Das mediale und öffentliche Interesse setzte bereits lange vor dem 7. Februar 2021 ein, und auch die Wissenschaft, das Museumswesen und die Publizistik hatten sich auf das Datum vorbereitet: Während der vierzigste Jahrestag der Einführung des Frauenstimmrechts in der Schweiz publizistisch-wissenschaftlich noch nahezu unbemerkt blieb1, hat das fünfzigjährige «Jubiläum» dagegen zu einem wahren Boom an Medienbeiträgen, Ausstellungen, öffentlichen Vorträgen und Buchpublikationen aller Art geführt, wobei nicht alle einen wissenschaftlichen Anspruch haben oder ihm gerecht werden.2 Die öffentliche Aufmerksamkeit hat vor allem eines bewirkt: Die bislang immer noch im Kurs stehende nationale Erzählung von der Schweiz als der «ältesten» und «perfektesten» Demokratie der Welt hat eindeutig Risse bekommen. Die Debatten und Beiträge haben nämlich gezeigt, dass hinter der demokratiepolitischen «Verspätung» behördlicher Unwille, parlamentarische Bremsmanöver und männliche Machtansprüche standen. Die weiblichen Forderungen wurden über ein Jahrhundert lang überhört, Petitionen schubladisiert, ja das Anliegen und seine Trägerinnen regelmässig lächerlich gemacht. Die Erklärung, dass es an der direkten Demokratie gelegen habe, erweist sich bei genauem Hinsehen als bequemer Vorwand, denn sowohl der Bundesrat als auch das Bundesgericht haben sämtliche von den Befürworterinnen und Befürwortern des Frauenstimmrechts eingebrachten alternativen Wege salopp vom Tisch gewischt, obschon eine zunehmende Anzahl Juristinnen und Juristen diese als mit der Bundesverfassung kompatibel erachteten. Zu den im engeren Sinne wissenschaftlichen Neuerscheinungen, die dies thematisieren, gehört die Studie von Werner Seitz.
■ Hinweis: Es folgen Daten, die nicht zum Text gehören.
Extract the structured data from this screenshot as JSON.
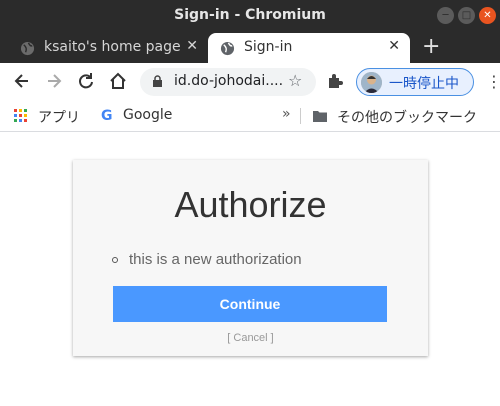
{
  "window": {
    "title": "Sign-in - Chromium",
    "controls": {
      "minimize_glyph": "─",
      "maximize_glyph": "□",
      "close_glyph": "✕"
    }
  },
  "tabs": [
    {
      "label": "ksaito's home page",
      "icon": "globe-icon",
      "active": false,
      "close_glyph": "✕"
    },
    {
      "label": "Sign-in",
      "icon": "globe-icon",
      "active": true,
      "close_glyph": "✕"
    }
  ],
  "new_tab_glyph": "+",
  "toolbar": {
    "url": "id.do-johodai....",
    "profile_label": "一時停止中",
    "star_glyph": "☆",
    "menu_glyph": "⋮"
  },
  "bookmarks": {
    "apps_label": "アプリ",
    "google_label": "Google",
    "more_glyph": "»",
    "other_label": "その他のブックマーク"
  },
  "page": {
    "title": "Authorize",
    "scopes": [
      "this is a new authorization"
    ],
    "continue_label": "Continue",
    "cancel_label": "[ Cancel ]"
  },
  "colors": {
    "continue_button": "#4a98ff",
    "titlebar": "#2b2b2b",
    "close_button": "#e95420",
    "profile_accent": "#1a56c9"
  }
}
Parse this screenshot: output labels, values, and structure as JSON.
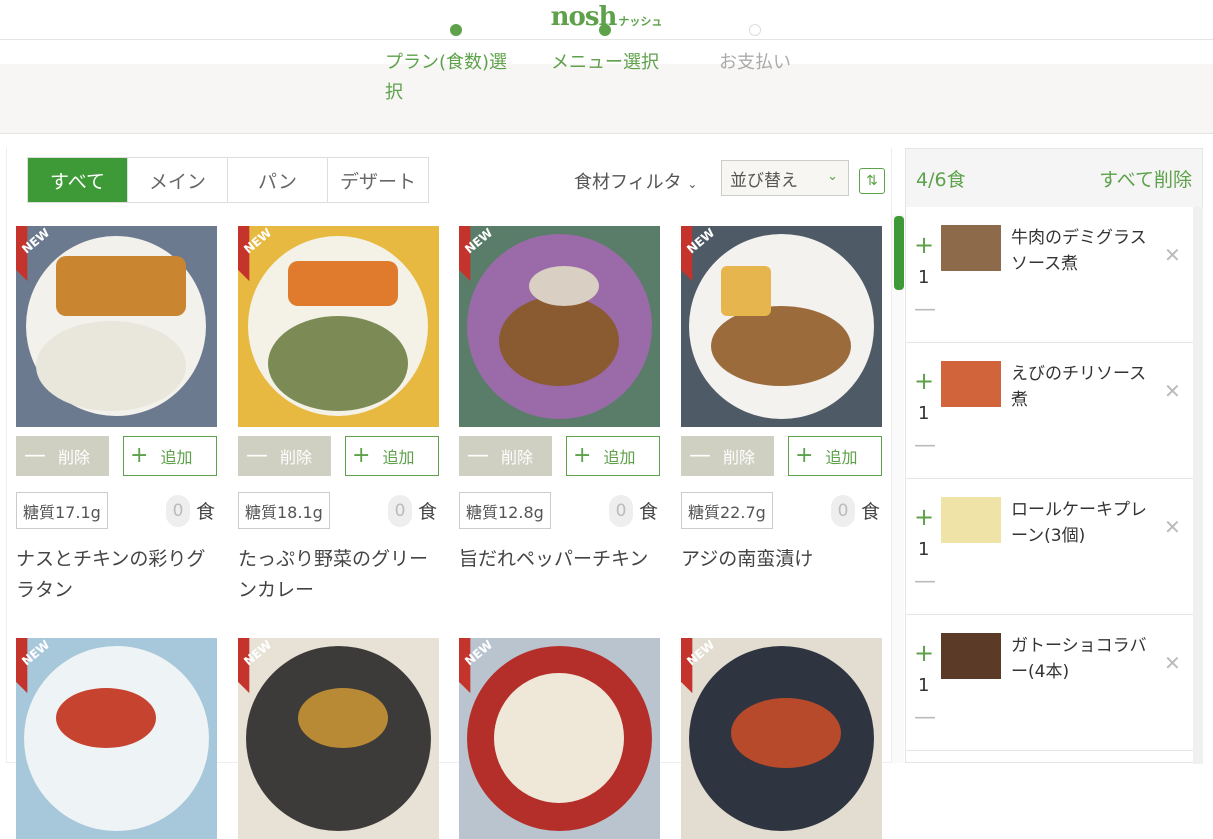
{
  "logo": {
    "text": "nosh",
    "sub": "ナッシュ"
  },
  "steps": [
    {
      "label": "プラン(食数)選",
      "label2": "択",
      "state": "done"
    },
    {
      "label": "メニュー選択",
      "state": "done"
    },
    {
      "label": "お支払い",
      "state": "todo"
    }
  ],
  "tabs": [
    "すべて",
    "メイン",
    "パン",
    "デザート"
  ],
  "filter_label": "食材フィルタ",
  "sort": {
    "selected": "並び替え"
  },
  "card_common": {
    "remove": "削除",
    "add": "追加",
    "meal_unit": "食",
    "new": "NEW"
  },
  "products": [
    {
      "name": "ナスとチキンの彩りグラタン",
      "carb": "糖質17.1g",
      "count": "0"
    },
    {
      "name": "たっぷり野菜のグリーンカレー",
      "carb": "糖質18.1g",
      "count": "0"
    },
    {
      "name": "旨だれペッパーチキン",
      "carb": "糖質12.8g",
      "count": "0"
    },
    {
      "name": "アジの南蛮漬け",
      "carb": "糖質22.7g",
      "count": "0"
    }
  ],
  "cart": {
    "count_label": "4/6食",
    "clear_label": "すべて削除",
    "items": [
      {
        "name": "牛肉のデミグラスソース煮",
        "qty": "1"
      },
      {
        "name": "えびのチリソース煮",
        "qty": "1"
      },
      {
        "name": "ロールケーキプレーン(3個)",
        "qty": "1"
      },
      {
        "name": "ガトーショコラバー(4本)",
        "qty": "1"
      }
    ]
  },
  "colors": {
    "brand": "#5da14a",
    "tab_active": "#3e9a36",
    "new_badge": "#c5342c"
  }
}
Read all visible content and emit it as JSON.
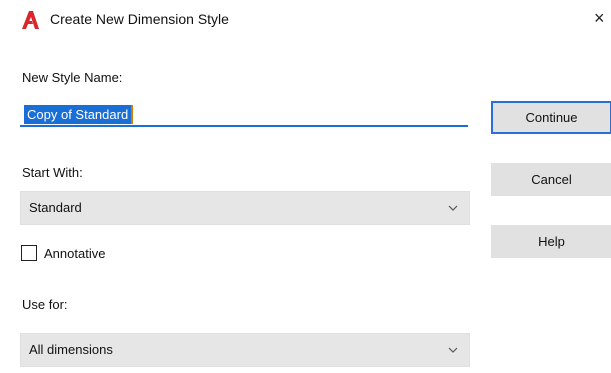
{
  "window": {
    "title": "Create New Dimension Style",
    "close_glyph": "×",
    "icon": "autocad-icon",
    "icon_color": "#d9262d"
  },
  "new_style_name": {
    "label": "New Style Name:",
    "value": "Copy of Standard"
  },
  "start_with": {
    "label": "Start With:",
    "selected": "Standard"
  },
  "annotative": {
    "label": "Annotative",
    "checked": false
  },
  "use_for": {
    "label": "Use for:",
    "selected": "All dimensions"
  },
  "buttons": {
    "continue": "Continue",
    "cancel": "Cancel",
    "help": "Help"
  },
  "colors": {
    "accent": "#1a6fd6",
    "combo_bg": "#e6e6e6",
    "button_bg": "#e1e1e1"
  }
}
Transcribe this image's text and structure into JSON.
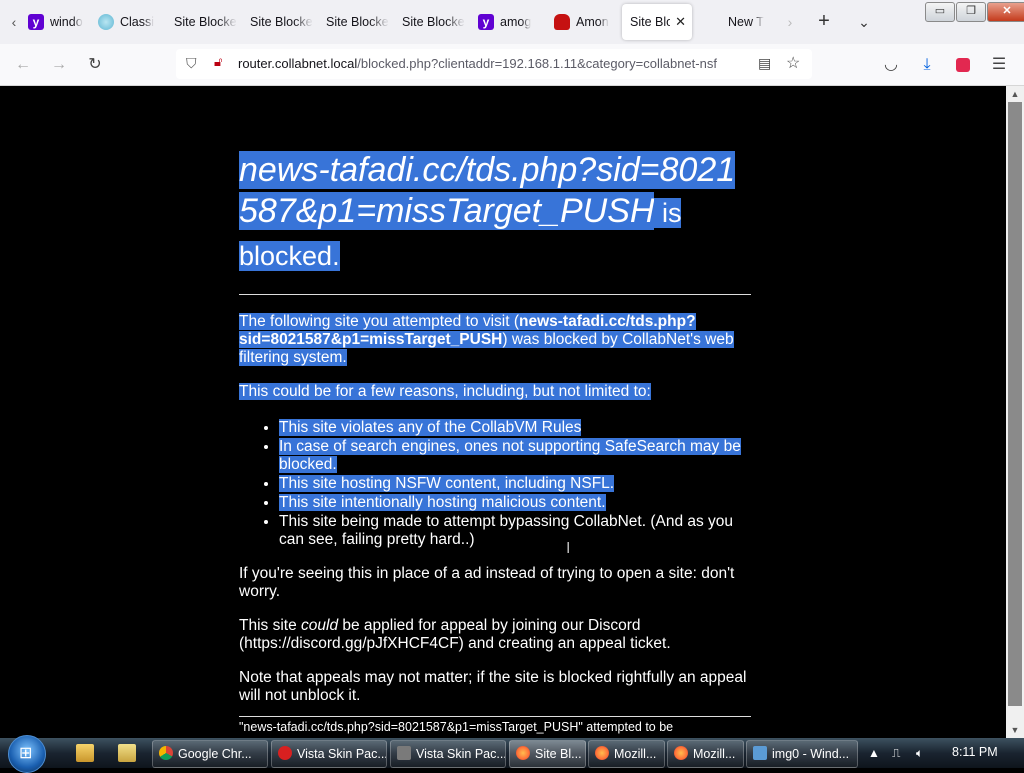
{
  "browser": {
    "tabs": [
      {
        "label": "windo",
        "favicon": "yahoo-icon",
        "color": "#6001d2"
      },
      {
        "label": "Classi",
        "favicon": "globe-icon",
        "color": "#5fb6d3"
      },
      {
        "label": "Site Blocke",
        "favicon": "none",
        "color": ""
      },
      {
        "label": "Site Blocke",
        "favicon": "none",
        "color": ""
      },
      {
        "label": "Site Blocke",
        "favicon": "none",
        "color": ""
      },
      {
        "label": "Site Blocke",
        "favicon": "none",
        "color": ""
      },
      {
        "label": "amog",
        "favicon": "yahoo-icon",
        "color": "#6001d2"
      },
      {
        "label": "Amon",
        "favicon": "among-us-icon",
        "color": "#c51111"
      },
      {
        "label": "Site Blo",
        "favicon": "none",
        "color": "",
        "active": true
      },
      {
        "label": "New T",
        "favicon": "none",
        "color": ""
      }
    ],
    "active_tab_close": "✕",
    "new_tab": "+",
    "list_all_tabs": "⌄",
    "window_controls": {
      "minimize": "▭",
      "maximize": "❐",
      "close": "✕"
    },
    "url": {
      "host": "router.collabnet.local",
      "path": "/blocked.php?clientaddr=192.168.1.11&category=collabnet-nsf"
    }
  },
  "page": {
    "blocked_site": "news-tafadi.cc/tds.php?sid=8021587&p1=missTarget_PUSH",
    "heading_suffix": " is blocked.",
    "intro_before": "The following site you attempted to visit (",
    "intro_site": "news-tafadi.cc/tds.php?sid=8021587&p1=missTarget_PUSH",
    "intro_after": ") was blocked by CollabNet's web filtering system.",
    "reasons_intro": "This could be for a few reasons, including, but not limited to:",
    "reasons": [
      "This site violates any of the CollabVM Rules",
      "In case of search engines, ones not supporting SafeSearch may be blocked.",
      "This site hosting NSFW content, including NSFL.",
      "This site intentionally hosting malicious content.",
      "This site being made to attempt bypassing CollabNet. (And as you can see, failing pretty hard..)"
    ],
    "ad_note": "If you're seeing this in place of a ad instead of trying to open a site: don't worry.",
    "appeal_before": "This site ",
    "appeal_could": "could",
    "appeal_after": " be applied for appeal by joining our Discord (https://discord.gg/pJfXHCF4CF) and creating an appeal ticket.",
    "appeal_note": "Note that appeals may not matter; if the site is blocked rightfully an appeal will not unblock it.",
    "footer": "\"news-tafadi.cc/tds.php?sid=8021587&p1=missTarget_PUSH\" attempted to be"
  },
  "taskbar": {
    "items": [
      {
        "label": "Google Chr...",
        "icon": "chrome-icon",
        "color": "#e8b20c"
      },
      {
        "label": "Vista Skin Pac...",
        "icon": "error-icon",
        "color": "#d82020"
      },
      {
        "label": "Vista Skin Pac...",
        "icon": "installer-icon",
        "color": "#7a7a7a"
      },
      {
        "label": "Site Bl...",
        "icon": "firefox-icon",
        "color": "#ff7139",
        "active": true
      },
      {
        "label": "Mozill...",
        "icon": "firefox-icon",
        "color": "#ff7139"
      },
      {
        "label": "Mozill...",
        "icon": "firefox-icon",
        "color": "#ff7139"
      },
      {
        "label": "img0 - Wind...",
        "icon": "image-viewer-icon",
        "color": "#5b9bd5"
      }
    ],
    "clock": "8:11 PM"
  },
  "colors": {
    "selection": "#3874d8",
    "page_bg": "#000000"
  }
}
Akribisch trägt sie Fakten zur Geschichte des Frauenstimmrechts und zur späteren politischen Partizipation und Repräsentation der Frauen in der Schweiz bis zum Jahr 2019 zusammen.

Die Arbeit ist in vier Teile gegliedert. Der Autor setzt einleitend mit einem Rückblick ins Ancien Regime ein, in dem er der Frage nachgeht, wie und weshalb das weibliche Geschlecht in der Aufklärung, der Französischen Revolution und schließlich in der modernen bürgerlichen Schweiz aus der Politik ausgeschlossen wurde. Auf knappem Raum skizziert er aus ideengeschichtlicher Perspektive wichtige Stellungnahmen für und gegen die weibliche Unmündigkeit insbesondere in Frankreich und England und anschließend mit Bezug auf die Schweiz die Prägung der politischen Kultur durch «republikanische Männlichkeit». Sodann zeigt der Autor die Entwicklung des Stimm- und Wahlrechts im Übergang von der alten zur modernen Eidgenossenschaft auf, allerdings ohne auf die Problematik einzugehen, ob, wie und in welchem Mengenverhältnis sich Liberalismus und Republikanismus 1848 verschränkten.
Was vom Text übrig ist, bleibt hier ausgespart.